Inman

An economic Manhattan Project

Long-term rates rose this week, mortgages up to 5.25 percent even with a 1 percent origination fee. Refinance demand, fear of massive sales of Treasury bonds ahead, and a new banking freeze combined to do the damage.

Refinance demand is big, but not comparable to 2003. Yes, the industry is 75 percent smaller, but this time only the very best applicants have access to good rates. Treasury cash-raising may be a problem, but spreads to mortgages are still very wide, near the 2008 record of 3 percent, and the Fed will begin to buy Treasurys shortly.

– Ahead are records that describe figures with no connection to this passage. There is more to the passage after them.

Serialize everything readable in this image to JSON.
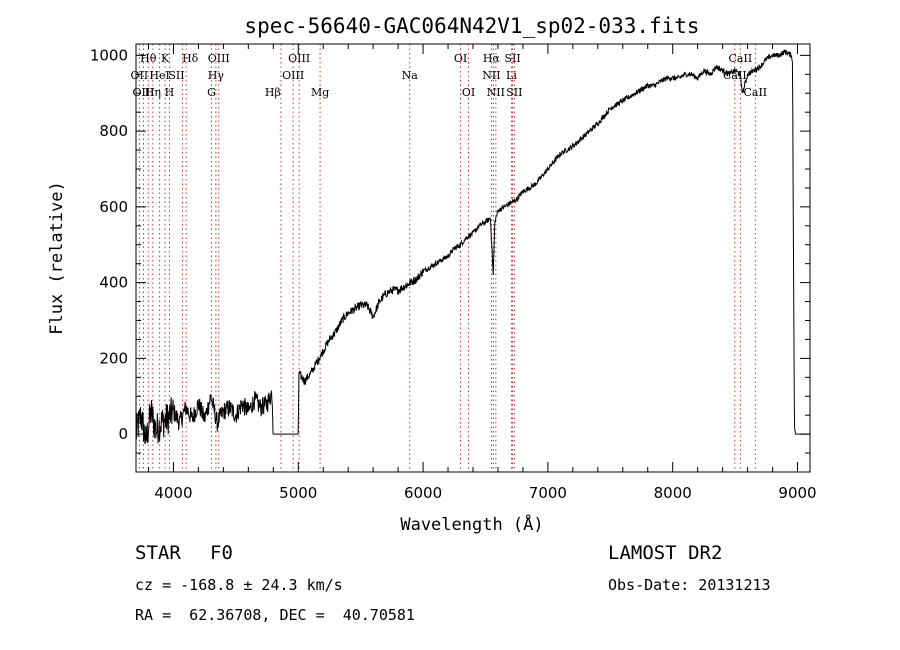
{
  "chart_data": {
    "type": "line",
    "title": "spec-56640-GAC064N42V1_sp02-033.fits",
    "xlabel": "Wavelength (Å)",
    "ylabel": "Flux (relative)",
    "xlim": [
      3700,
      9100
    ],
    "ylim": [
      -100,
      1030
    ],
    "xticks": [
      4000,
      5000,
      6000,
      7000,
      8000,
      9000
    ],
    "yticks": [
      0,
      200,
      400,
      600,
      800,
      1000
    ],
    "x_minor_step": 200,
    "y_minor_step": 50,
    "series": [
      {
        "name": "spectrum",
        "x": [
          3700,
          3740,
          3780,
          3820,
          3860,
          3900,
          3950,
          4000,
          4050,
          4100,
          4150,
          4200,
          4250,
          4300,
          4350,
          4400,
          4450,
          4500,
          4550,
          4600,
          4650,
          4700,
          4750,
          4790,
          4800,
          5000,
          5005,
          5050,
          5100,
          5150,
          5200,
          5250,
          5300,
          5350,
          5400,
          5450,
          5500,
          5550,
          5600,
          5650,
          5700,
          5750,
          5800,
          5850,
          5900,
          5950,
          6000,
          6050,
          6100,
          6150,
          6200,
          6250,
          6300,
          6350,
          6400,
          6450,
          6500,
          6540,
          6562,
          6575,
          6600,
          6650,
          6700,
          6750,
          6800,
          6850,
          6900,
          6950,
          7000,
          7100,
          7200,
          7300,
          7400,
          7500,
          7550,
          7600,
          7650,
          7700,
          7750,
          7800,
          7850,
          7900,
          7950,
          8000,
          8050,
          8100,
          8150,
          8200,
          8250,
          8300,
          8350,
          8400,
          8450,
          8500,
          8540,
          8560,
          8600,
          8650,
          8700,
          8750,
          8800,
          8850,
          8900,
          8950,
          8960,
          8975,
          8985,
          9100
        ],
        "y": [
          0,
          50,
          -20,
          60,
          10,
          30,
          40,
          60,
          30,
          70,
          40,
          80,
          40,
          100,
          30,
          60,
          70,
          50,
          80,
          60,
          90,
          70,
          80,
          110,
          0,
          0,
          160,
          140,
          160,
          190,
          220,
          250,
          270,
          300,
          320,
          330,
          340,
          340,
          310,
          350,
          370,
          380,
          380,
          390,
          400,
          410,
          430,
          440,
          450,
          460,
          470,
          490,
          500,
          520,
          530,
          550,
          560,
          570,
          420,
          560,
          590,
          600,
          610,
          620,
          640,
          650,
          660,
          680,
          700,
          740,
          760,
          790,
          820,
          860,
          870,
          880,
          890,
          900,
          910,
          920,
          920,
          930,
          940,
          940,
          940,
          950,
          950,
          940,
          960,
          950,
          970,
          960,
          950,
          960,
          950,
          900,
          950,
          960,
          970,
          990,
          1000,
          1000,
          1010,
          1000,
          980,
          20,
          0,
          0
        ]
      }
    ],
    "lines": [
      {
        "name": "Hθ",
        "wave": 3798,
        "color": "#000000",
        "tier": 1,
        "offset": 0
      },
      {
        "name": "K",
        "wave": 3933,
        "color": "#000000",
        "tier": 1,
        "offset": 0
      },
      {
        "name": "Hδ",
        "wave": 4102,
        "color": "#000000",
        "tier": 1,
        "offset": 4
      },
      {
        "name": "OIII",
        "wave": 4363,
        "color": "#000000",
        "tier": 1,
        "offset": 0
      },
      {
        "name": "OIII",
        "wave": 5007,
        "color": "#000000",
        "tier": 1,
        "offset": 0
      },
      {
        "name": "OI",
        "wave": 6300,
        "color": "#000000",
        "tier": 1,
        "offset": 0
      },
      {
        "name": "Hα",
        "wave": 6563,
        "color": "#000000",
        "tier": 1,
        "offset": -2
      },
      {
        "name": "SII",
        "wave": 6717,
        "color": "#000000",
        "tier": 1,
        "offset": 0
      },
      {
        "name": "CaII",
        "wave": 8542,
        "color": "#000000",
        "tier": 1,
        "offset": 0
      },
      {
        "name": "OII",
        "wave": 3727,
        "color": "#000000",
        "tier": 2,
        "offset": 0
      },
      {
        "name": "HeI",
        "wave": 3889,
        "color": "#000000",
        "tier": 2,
        "offset": 0
      },
      {
        "name": "SII",
        "wave": 4072,
        "color": "#000000",
        "tier": 2,
        "offset": -6
      },
      {
        "name": "Hγ",
        "wave": 4340,
        "color": "#000000",
        "tier": 2,
        "offset": 0
      },
      {
        "name": "OIII",
        "wave": 4959,
        "color": "#000000",
        "tier": 2,
        "offset": 0
      },
      {
        "name": "Na",
        "wave": 5893,
        "color": "#000000",
        "tier": 2,
        "offset": 0
      },
      {
        "name": "NII",
        "wave": 6548,
        "color": "#000000",
        "tier": 2,
        "offset": 0
      },
      {
        "name": "Li",
        "wave": 6708,
        "color": "#000000",
        "tier": 2,
        "offset": 0
      },
      {
        "name": "CaII",
        "wave": 8498,
        "color": "#000000",
        "tier": 2,
        "offset": 0
      },
      {
        "name": "OIII",
        "wave": 3760,
        "color": "#000000",
        "tier": 3,
        "offset": 0
      },
      {
        "name": "Hη",
        "wave": 3835,
        "color": "#000000",
        "tier": 3,
        "offset": 0
      },
      {
        "name": "H",
        "wave": 3968,
        "color": "#000000",
        "tier": 3,
        "offset": 0
      },
      {
        "name": "G",
        "wave": 4305,
        "color": "#000000",
        "tier": 3,
        "offset": 0
      },
      {
        "name": "Hβ",
        "wave": 4861,
        "color": "#000000",
        "tier": 3,
        "offset": -8
      },
      {
        "name": "Mg",
        "wave": 5175,
        "color": "#000000",
        "tier": 3,
        "offset": 0
      },
      {
        "name": "OI",
        "wave": 6364,
        "color": "#000000",
        "tier": 3,
        "offset": 0
      },
      {
        "name": "NII",
        "wave": 6583,
        "color": "#000000",
        "tier": 3,
        "offset": 0
      },
      {
        "name": "SII",
        "wave": 6731,
        "color": "#000000",
        "tier": 3,
        "offset": 0
      },
      {
        "name": "CaII",
        "wave": 8662,
        "color": "#000000",
        "tier": 3,
        "offset": 0
      }
    ]
  },
  "info": {
    "class": "STAR",
    "subclass": "F0",
    "survey": "LAMOST DR2",
    "cz": "cz = -168.8 ± 24.3 km/s",
    "obsdate": "Obs-Date: 20131213",
    "radec": "RA =  62.36708, DEC =  40.70581"
  },
  "colors": {
    "line_marker": "#cc3333",
    "axis": "#000000",
    "spectrum": "#000000"
  }
}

I think the central cause of the mortgage-rate rise is the new deterioration among banks. Rates rose simultaneously with news late last week that Citi and BofA are toast. By late fall, banks looked as frozen as frozen can be, but never underestimate the ability of frightened bankers to find new ways not to lend money.

Sometime between now and Valentine’s Day, in a Treasury conference room Tim Geithner, Larry Summers, Sheila Bair (Federal Deposit Insurance Corp.), Christina Romer (Council of Economic Advisers), Peter Orslag (Office of Management and Budget), Federal Reserve Chairman Ben Bernanke, and Paul Volcker will decide how — not if — to "go nuclear."

For the youth set, in the Cold War going nuclear was your last resort if you lost the conventional-weapon preliminaries. We had lost the conventional part of this financial combat even before Lehman’s collapse in September.

Tim Geithner to Congress this week: "In a crisis of this magnitude, the most prudent course is the most forceful course." He made clear his frustration with the incremental and ad hoc measures taken last year. The need for magnitude is a given, but this group will be most uncomfortable with the choice of means.

Nothing like this crisis has happened before. Japan’s economy is otherworldly, and Scandinavian mini-economy banking rescues are dollhouse models. The Great Depression was pre-electron. The "go nuclear" choice of weapons will have only academic and theoretical basis. Nearly everyone in the group will have a different preference, yet all will have to agree, then take the deal to President Obama, who will probe and test the preparation and then take the deal to a Troubled Assets Relief Program-burned Congress.

No one will ever know if it was the best or even right choice. Nothing will matter except that it works.

The economy is in freefall, headed for 1-million-per-week layoffs. Bank stocks have lost half their remaining value since Jan. 2. Commercial and residential real estate has entered a new level of weakness: home construction is on the lowest track ever measured; two months of 5 percent mortgages failed to increase purchase demand; and even nonhysterical measures of home prices show steepening decline (the Office of Federal Housing Enterprise Oversight price index, down 1.8 percent in November).

Events have overtaken the time for extraction of bad assets. Old bad ones? The ones we just found? Assets OK now but certain to go bad by July 4? Or by Christmas? I think we’re going to nationalize (might not use the word) some — or several — banks, and the test of nuclear success will be to get credit flowing immediately.

Several years ago, a lion of Virginia banking retired. At the convocation of bankers to honor him, pocket watch and all, he was asked what he thought was the greatest innovation in banking in his 50 years. Long pause. Furrowed brow. Then it came to him: He said, "Air conditioning."

Here’s a better one. The Federal Housing Finance Agency this week announced that by the end of this year, every home loan will be permanently tagged with the identity of the individual originating banker and employing company, and the name of the field and supervisory appraisers, together with the licensing status of all players. Individual histories will be tracked.

Fantastic! Borrowers and investors can look forward to vastly better performance. There’s nothing like sunshine to drive out the bad guys, and sharpen even the best.